Most options on futures, such as index options, are cash-settled. They also tend to be European-style options, which means these options cannot be exercised early.
- Options on futures act like options on other securities, such as stocks, but they tend to be cash-settled and European-style, meaning they are not exercised early.
- Options on futures can be thought of as “secondary derivatives” that require traders to pay attention to details.
- The key detail of options on futures is the contract specification of the options contract and the underlying futures contract.
How Options on Futures Work
An option on a futures contract is very similar to a stock option in that it gives the buyer the right but no obligation to buy or sell the underlying asset, while creating a potential obligation for the seller of the option to buy or sell the underlying asset. If the buyer is willing to exercise that option, the underlying asset. This means that options on futures contracts or options on futures are derivative securities of derivative securities. But the pricing and contract specifications of these options do not necessarily add leverage on top of leverage.
Therefore, options on S&P 500 futures contracts can be considered as second-order derivatives of the S&P 500 index, since the futures are themselves derivatives of the index. Therefore, since options and futures contracts have expiry dates and their own supply and demand conditions, there are more variables to consider. Time decay (also known as theta) acts on options futures in the same way as options on other securities, so traders must account for this dynamic.
For a futures call option, the option holder will go long on the contract and buy the underlying asset at the option’s strike price. For put options, the option holder will take a short position in the contract and sell the underlying asset at the strike price of the option.
Futures Options Example
As an example of how these options contracts work, first consider an S&P 500 futures contract.

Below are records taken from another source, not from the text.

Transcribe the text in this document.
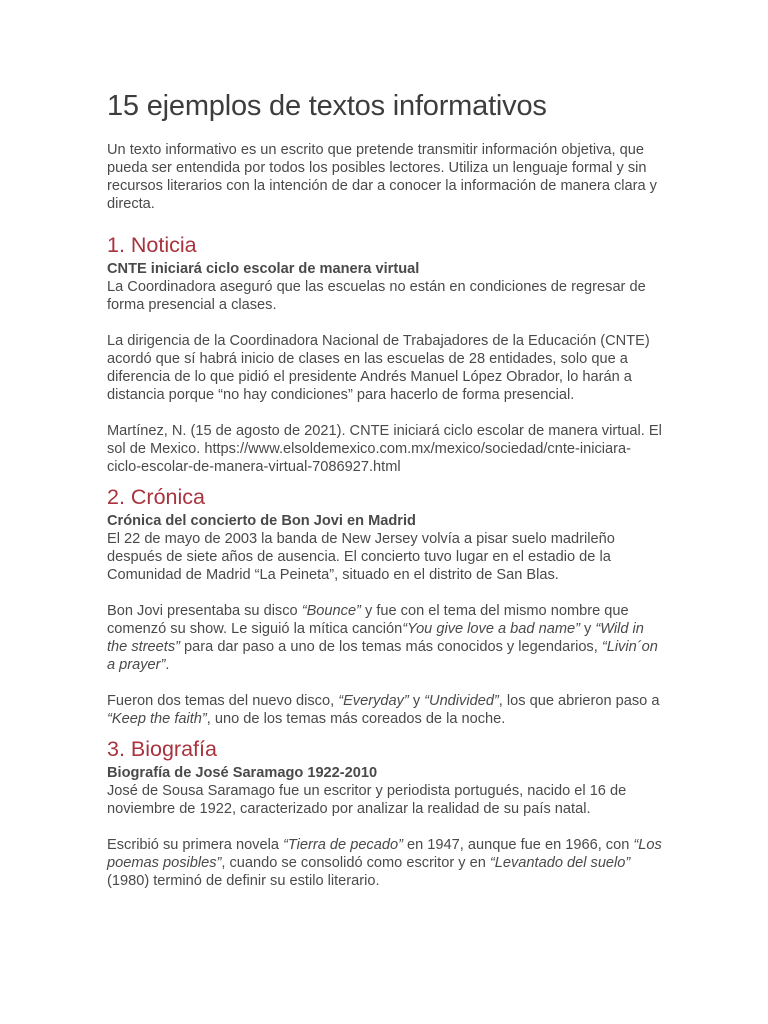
15 ejemplos de textos informativos

Un texto informativo es un escrito que pretende transmitir información objetiva, que pueda ser entendida por todos los posibles lectores. Utiliza un lenguaje formal y sin recursos literarios con la intención de dar a conocer la información de manera clara y directa.

1. Noticia

CNTE iniciará ciclo escolar de manera virtual

La Coordinadora aseguró que las escuelas no están en condiciones de regresar de forma presencial a clases.

La dirigencia de la Coordinadora Nacional de Trabajadores de la Educación (CNTE) acordó que sí habrá inicio de clases en las escuelas de 28 entidades, solo que a diferencia de lo que pidió el presidente Andrés Manuel López Obrador, lo harán a distancia porque “no hay condiciones” para hacerlo de forma presencial.

Martínez, N. (15 de agosto de 2021). CNTE iniciará ciclo escolar de manera virtual. El sol de Mexico. https://www.elsoldemexico.com.mx/mexico/sociedad/cnte-iniciara-ciclo-escolar-de-manera-virtual-7086927.html

2. Crónica

Crónica del concierto de Bon Jovi en Madrid

El 22 de mayo de 2003 la banda de New Jersey volvía a pisar suelo madrileño después de siete años de ausencia. El concierto tuvo lugar en el estadio de la Comunidad de Madrid “La Peineta”, situado en el distrito de San Blas.

Bon Jovi presentaba su disco “Bounce” y fue con el tema del mismo nombre que comenzó su show. Le siguió la mítica canción“You give love a bad name” y “Wild in the streets” para dar paso a uno de los temas más conocidos y legendarios, “Livin´on a prayer”.

Fueron dos temas del nuevo disco, “Everyday” y “Undivided”, los que abrieron paso a “Keep the faith”, uno de los temas más coreados de la noche.

3. Biografía

Biografía de José Saramago 1922-2010

José de Sousa Saramago fue un escritor y periodista portugués, nacido el 16 de noviembre de 1922, caracterizado por analizar la realidad de su país natal.

Escribió su primera novela “Tierra de pecado” en 1947, aunque fue en 1966, con “Los poemas posibles”, cuando se consolidó como escritor y en “Levantado del suelo” (1980) terminó de definir su estilo literario.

The most popular S&P 500 contract is called the E-mini S&P 500, which allows buyers to control cash worth 50 times the value of the S&P 500. So, if the value of the index is $3,000, the electronic mini-contract will control the cash value of $150,000. If the value of the index were to increase by 1% to $3,030, the controlled cash would be worth $151,500. The difference here will increase by $1,500. Since the margin requirement to trade this futures contract is $6,300 (as of this writing), this increase would represent a gain of 25%.

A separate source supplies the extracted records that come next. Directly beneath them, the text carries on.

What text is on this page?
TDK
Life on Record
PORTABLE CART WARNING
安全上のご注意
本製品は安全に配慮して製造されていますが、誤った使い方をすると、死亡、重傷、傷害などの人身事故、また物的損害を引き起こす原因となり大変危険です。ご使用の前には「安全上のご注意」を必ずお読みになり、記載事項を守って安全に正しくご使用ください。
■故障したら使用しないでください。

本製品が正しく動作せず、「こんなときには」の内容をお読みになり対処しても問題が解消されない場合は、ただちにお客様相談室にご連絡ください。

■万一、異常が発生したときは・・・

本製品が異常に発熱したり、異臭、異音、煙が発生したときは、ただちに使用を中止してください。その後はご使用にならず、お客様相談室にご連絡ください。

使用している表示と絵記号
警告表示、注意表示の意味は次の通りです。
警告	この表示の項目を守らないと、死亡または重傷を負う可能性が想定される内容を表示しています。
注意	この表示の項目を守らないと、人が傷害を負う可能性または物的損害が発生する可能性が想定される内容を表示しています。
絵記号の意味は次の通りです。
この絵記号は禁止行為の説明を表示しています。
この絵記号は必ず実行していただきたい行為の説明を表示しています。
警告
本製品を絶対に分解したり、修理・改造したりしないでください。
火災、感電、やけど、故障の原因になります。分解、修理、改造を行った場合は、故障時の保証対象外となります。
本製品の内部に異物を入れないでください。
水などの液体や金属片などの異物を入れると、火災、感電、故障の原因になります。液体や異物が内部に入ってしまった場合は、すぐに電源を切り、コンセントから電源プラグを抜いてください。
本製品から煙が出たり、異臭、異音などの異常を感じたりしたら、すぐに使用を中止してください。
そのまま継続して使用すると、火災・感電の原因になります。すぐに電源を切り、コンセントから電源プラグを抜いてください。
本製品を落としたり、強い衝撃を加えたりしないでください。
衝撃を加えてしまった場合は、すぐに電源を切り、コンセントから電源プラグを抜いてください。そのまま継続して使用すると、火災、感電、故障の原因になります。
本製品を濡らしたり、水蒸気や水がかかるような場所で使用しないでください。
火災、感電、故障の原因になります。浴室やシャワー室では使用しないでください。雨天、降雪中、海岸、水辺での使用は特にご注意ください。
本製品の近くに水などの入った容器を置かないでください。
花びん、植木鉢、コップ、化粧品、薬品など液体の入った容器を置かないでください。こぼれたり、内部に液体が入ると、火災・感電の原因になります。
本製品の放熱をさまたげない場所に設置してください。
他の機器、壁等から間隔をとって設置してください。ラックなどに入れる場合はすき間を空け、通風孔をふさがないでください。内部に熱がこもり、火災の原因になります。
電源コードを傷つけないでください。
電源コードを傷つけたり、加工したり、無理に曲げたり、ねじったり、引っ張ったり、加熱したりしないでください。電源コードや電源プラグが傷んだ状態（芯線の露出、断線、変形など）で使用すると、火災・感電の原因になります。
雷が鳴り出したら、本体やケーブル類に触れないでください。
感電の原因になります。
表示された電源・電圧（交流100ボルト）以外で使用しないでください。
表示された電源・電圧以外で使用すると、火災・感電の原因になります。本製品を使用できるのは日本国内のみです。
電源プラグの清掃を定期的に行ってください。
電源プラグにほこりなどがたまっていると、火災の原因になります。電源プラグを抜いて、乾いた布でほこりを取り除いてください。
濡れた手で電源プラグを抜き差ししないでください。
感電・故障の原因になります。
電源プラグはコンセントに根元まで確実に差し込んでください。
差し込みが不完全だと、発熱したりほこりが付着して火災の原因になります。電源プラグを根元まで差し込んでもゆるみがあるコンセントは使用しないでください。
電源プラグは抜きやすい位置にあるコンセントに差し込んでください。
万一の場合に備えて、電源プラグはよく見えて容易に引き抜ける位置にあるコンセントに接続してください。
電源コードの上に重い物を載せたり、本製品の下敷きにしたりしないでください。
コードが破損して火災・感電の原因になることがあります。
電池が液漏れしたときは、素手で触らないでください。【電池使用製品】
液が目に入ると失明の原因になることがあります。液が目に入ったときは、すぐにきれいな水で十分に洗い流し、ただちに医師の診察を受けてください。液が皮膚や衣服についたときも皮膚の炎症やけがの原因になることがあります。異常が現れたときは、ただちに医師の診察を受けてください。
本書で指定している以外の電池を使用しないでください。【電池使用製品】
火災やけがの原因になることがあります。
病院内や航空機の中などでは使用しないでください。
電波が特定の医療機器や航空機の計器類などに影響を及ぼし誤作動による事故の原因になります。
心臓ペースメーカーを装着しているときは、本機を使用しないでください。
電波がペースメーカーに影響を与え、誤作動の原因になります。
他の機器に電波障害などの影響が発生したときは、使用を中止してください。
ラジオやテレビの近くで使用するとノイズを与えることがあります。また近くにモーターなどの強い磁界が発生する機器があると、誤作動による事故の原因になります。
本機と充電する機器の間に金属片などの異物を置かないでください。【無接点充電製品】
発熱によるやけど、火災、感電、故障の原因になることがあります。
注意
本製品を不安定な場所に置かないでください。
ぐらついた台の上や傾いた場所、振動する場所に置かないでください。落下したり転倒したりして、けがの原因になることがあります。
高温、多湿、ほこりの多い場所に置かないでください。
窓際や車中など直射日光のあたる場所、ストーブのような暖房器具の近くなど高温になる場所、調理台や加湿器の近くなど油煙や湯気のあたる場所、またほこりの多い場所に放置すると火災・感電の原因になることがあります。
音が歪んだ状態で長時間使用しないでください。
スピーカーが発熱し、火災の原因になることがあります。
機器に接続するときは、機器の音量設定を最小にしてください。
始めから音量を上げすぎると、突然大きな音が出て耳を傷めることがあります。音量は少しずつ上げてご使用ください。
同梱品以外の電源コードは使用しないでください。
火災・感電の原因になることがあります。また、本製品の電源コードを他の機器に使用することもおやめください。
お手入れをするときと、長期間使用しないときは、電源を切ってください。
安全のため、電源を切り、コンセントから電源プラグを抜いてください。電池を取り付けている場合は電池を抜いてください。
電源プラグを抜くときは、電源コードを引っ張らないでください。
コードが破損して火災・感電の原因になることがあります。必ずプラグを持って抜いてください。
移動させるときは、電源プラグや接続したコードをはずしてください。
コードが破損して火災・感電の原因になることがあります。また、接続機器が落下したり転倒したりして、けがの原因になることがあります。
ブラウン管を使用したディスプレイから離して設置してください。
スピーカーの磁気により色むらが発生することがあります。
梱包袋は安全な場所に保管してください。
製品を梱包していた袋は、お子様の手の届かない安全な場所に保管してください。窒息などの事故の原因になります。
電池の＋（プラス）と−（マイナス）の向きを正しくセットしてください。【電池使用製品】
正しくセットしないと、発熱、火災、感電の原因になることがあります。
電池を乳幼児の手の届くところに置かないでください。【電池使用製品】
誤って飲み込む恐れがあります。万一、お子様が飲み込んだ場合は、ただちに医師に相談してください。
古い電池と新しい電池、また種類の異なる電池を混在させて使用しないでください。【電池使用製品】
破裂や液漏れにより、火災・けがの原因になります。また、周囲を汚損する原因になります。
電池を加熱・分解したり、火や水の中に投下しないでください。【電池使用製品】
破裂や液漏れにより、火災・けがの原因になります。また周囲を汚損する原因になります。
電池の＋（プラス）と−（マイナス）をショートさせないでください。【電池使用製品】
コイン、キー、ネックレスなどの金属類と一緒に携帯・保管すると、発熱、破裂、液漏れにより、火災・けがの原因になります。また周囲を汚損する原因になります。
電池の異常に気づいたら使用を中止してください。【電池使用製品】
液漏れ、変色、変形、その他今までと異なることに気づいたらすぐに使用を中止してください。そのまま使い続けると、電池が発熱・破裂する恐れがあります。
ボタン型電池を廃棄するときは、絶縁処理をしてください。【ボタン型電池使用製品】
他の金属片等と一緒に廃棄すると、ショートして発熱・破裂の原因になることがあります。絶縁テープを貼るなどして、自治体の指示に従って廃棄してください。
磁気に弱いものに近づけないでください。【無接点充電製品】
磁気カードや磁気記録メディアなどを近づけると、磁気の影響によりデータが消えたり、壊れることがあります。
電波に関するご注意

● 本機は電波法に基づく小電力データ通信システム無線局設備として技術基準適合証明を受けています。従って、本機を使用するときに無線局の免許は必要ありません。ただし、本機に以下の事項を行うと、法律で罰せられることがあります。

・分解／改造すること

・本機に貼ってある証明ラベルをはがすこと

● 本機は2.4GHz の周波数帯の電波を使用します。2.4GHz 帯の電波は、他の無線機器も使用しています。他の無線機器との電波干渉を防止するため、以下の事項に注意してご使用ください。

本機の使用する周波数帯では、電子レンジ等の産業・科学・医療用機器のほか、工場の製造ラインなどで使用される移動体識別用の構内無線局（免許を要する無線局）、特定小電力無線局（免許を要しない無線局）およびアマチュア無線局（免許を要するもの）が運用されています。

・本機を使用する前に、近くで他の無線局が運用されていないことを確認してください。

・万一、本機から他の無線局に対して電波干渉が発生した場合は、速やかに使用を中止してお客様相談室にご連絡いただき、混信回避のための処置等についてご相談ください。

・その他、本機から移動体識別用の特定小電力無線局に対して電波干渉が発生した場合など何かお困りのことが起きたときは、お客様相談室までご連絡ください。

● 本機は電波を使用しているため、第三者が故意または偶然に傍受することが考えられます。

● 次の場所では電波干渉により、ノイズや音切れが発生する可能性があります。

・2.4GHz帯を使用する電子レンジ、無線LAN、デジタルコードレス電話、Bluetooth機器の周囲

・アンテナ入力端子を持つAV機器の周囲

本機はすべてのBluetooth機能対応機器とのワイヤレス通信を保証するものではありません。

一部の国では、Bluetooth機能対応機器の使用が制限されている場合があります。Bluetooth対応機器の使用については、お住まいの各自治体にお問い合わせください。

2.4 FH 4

But instead of tying up $6,300 in cash, it’s much cheaper to buy index options. For example, when the index is priced at $3,000, it is also assumed that an option with a strike price of $3,010 might be quoted at $17.00 two weeks before expiration. Buyers of this option are not required to pay the $6,300 margin maintenance, but only the option price. This price is $50 per $1 spent (same multiplier as the index). This means that the price of the option is $850 plus commissions and fees, which is about 85% less tied up compared to the futures contract.

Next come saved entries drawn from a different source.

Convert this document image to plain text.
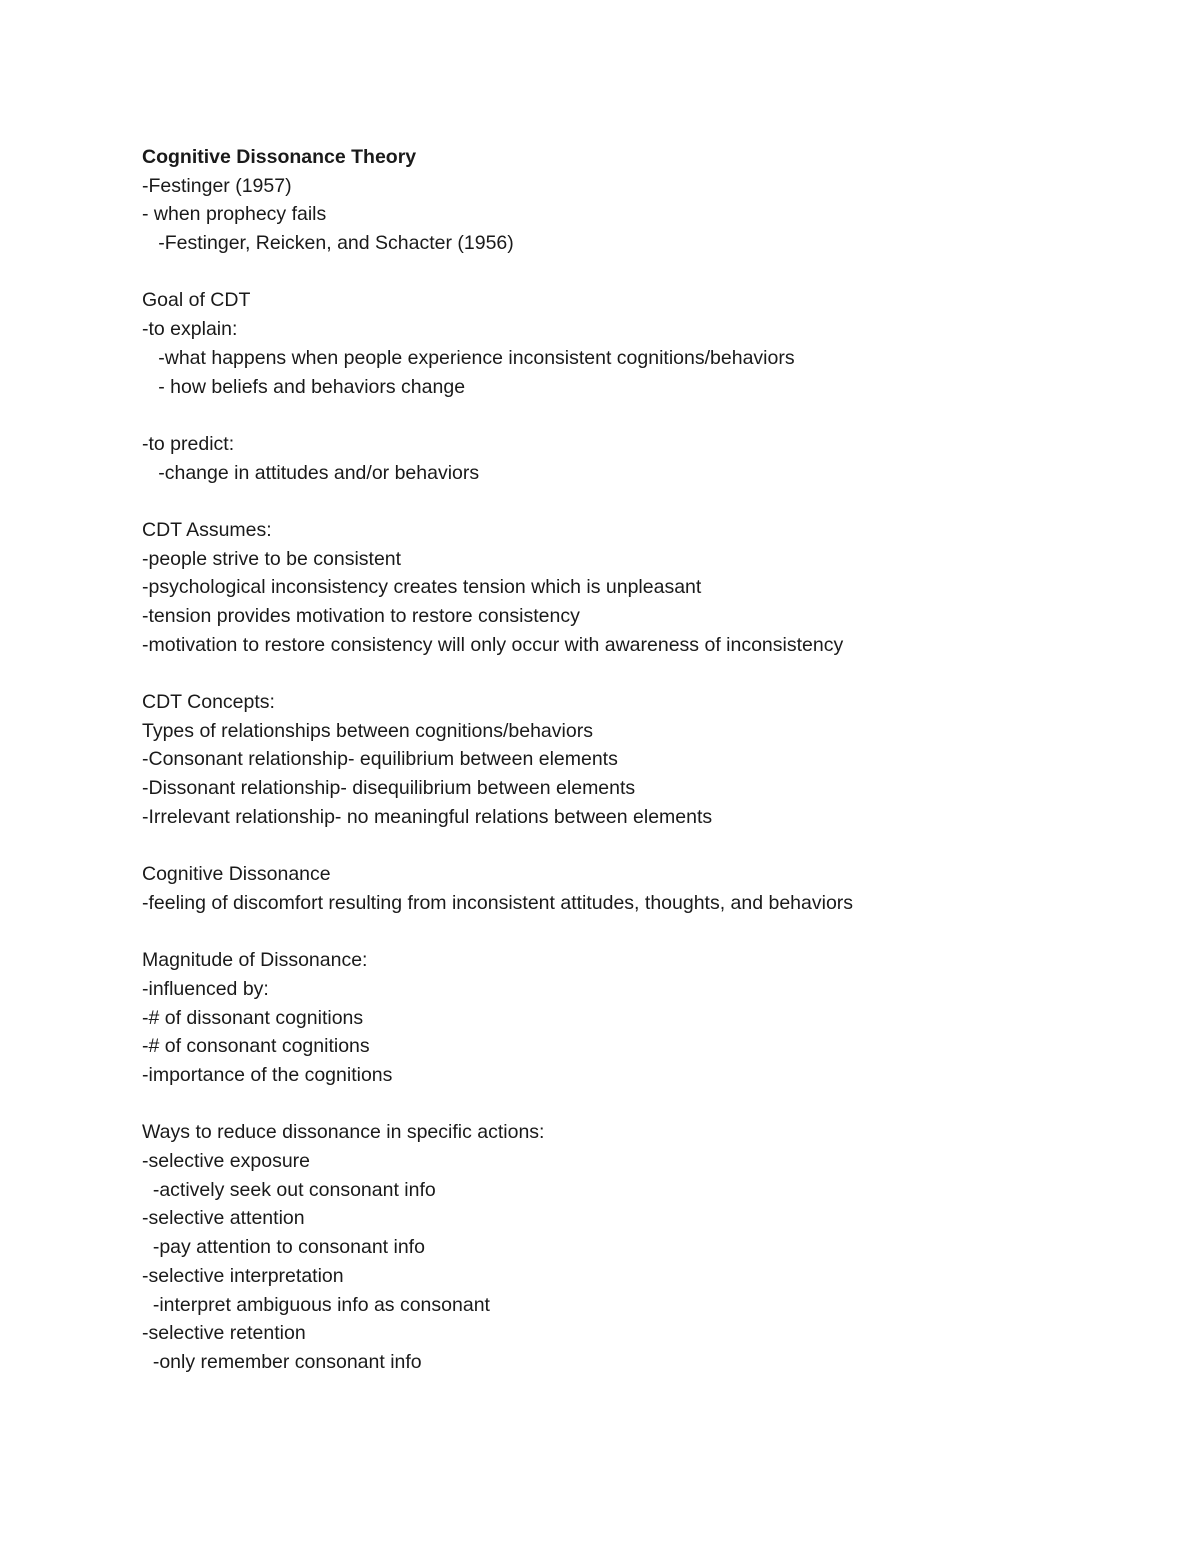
Cognitive Dissonance Theory
-Festinger (1957)
- when prophecy fails
-Festinger, Reicken, and Schacter (1956)
Goal of CDT
-to explain:
-what happens when people experience inconsistent cognitions/behaviors
- how beliefs and behaviors change
-to predict:
-change in attitudes and/or behaviors
CDT Assumes:
-people strive to be consistent
-psychological inconsistency creates tension which is unpleasant
-tension provides motivation to restore consistency
-motivation to restore consistency will only occur with awareness of inconsistency
CDT Concepts:
Types of relationships between cognitions/behaviors
-Consonant relationship- equilibrium between elements
-Dissonant relationship- disequilibrium between elements
-Irrelevant relationship- no meaningful relations between elements
Cognitive Dissonance
-feeling of discomfort resulting from inconsistent attitudes, thoughts, and behaviors
Magnitude of Dissonance:
-influenced by:
-# of dissonant cognitions
-# of consonant cognitions
-importance of the cognitions
Ways to reduce dissonance in specific actions:
-selective exposure
-actively seek out consonant info
-selective attention
-pay attention to consonant info
-selective interpretation
-interpret ambiguous info as consonant
-selective retention
-only remember consonant info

So while the options move with the same level of leverage ($50 per $1 on the index), the leverage on the amount of cash used can be much greater. If the index rises to $3030 in one day, as in the previous example, the option price could rise from $17.00 to $32.00. This would mean a $750 increase in value, which is less than the return on the futures contract alone, but compared to the $850 risk, this would represent an 88% increase instead of the same 25% increase in the underlying index. This way, depending on your purchase of the option strike price, the funds being traded may or may not be leveraged to a greater extent than with futures alone.
Further Considerations for Options on Futures
As mentioned earlier, there are many moving parts to consider when valuing options on futures contracts. One of these is the fair value of the futures contract relative to the cash or spot price of the underlying asset. The difference is called the premium of the futures contract.
However, due to superior margin rules (called SPAN margin), options allow the owner to control a large amount of the underlying asset with less capital. This provides additional leverage and profit potential. But with the potential for profit, it is also possible to lose up to the full amount of the option contract purchased.
The main difference between futures and stock options is the change in the underlying value represented by a change in the stock option price. A $1 change in stock options is equivalent to $1 (per share), which is uniform for all stocks. Taking e-mini S&P 500 futures as an example, for every contract bought, a price change of $1 is equivalent to $50. This amount is not uniform for all futures and futures options markets. It is highly dependent on the number of commodities, indices or bonds defined by each futures contract, as well as the specifications of that contract.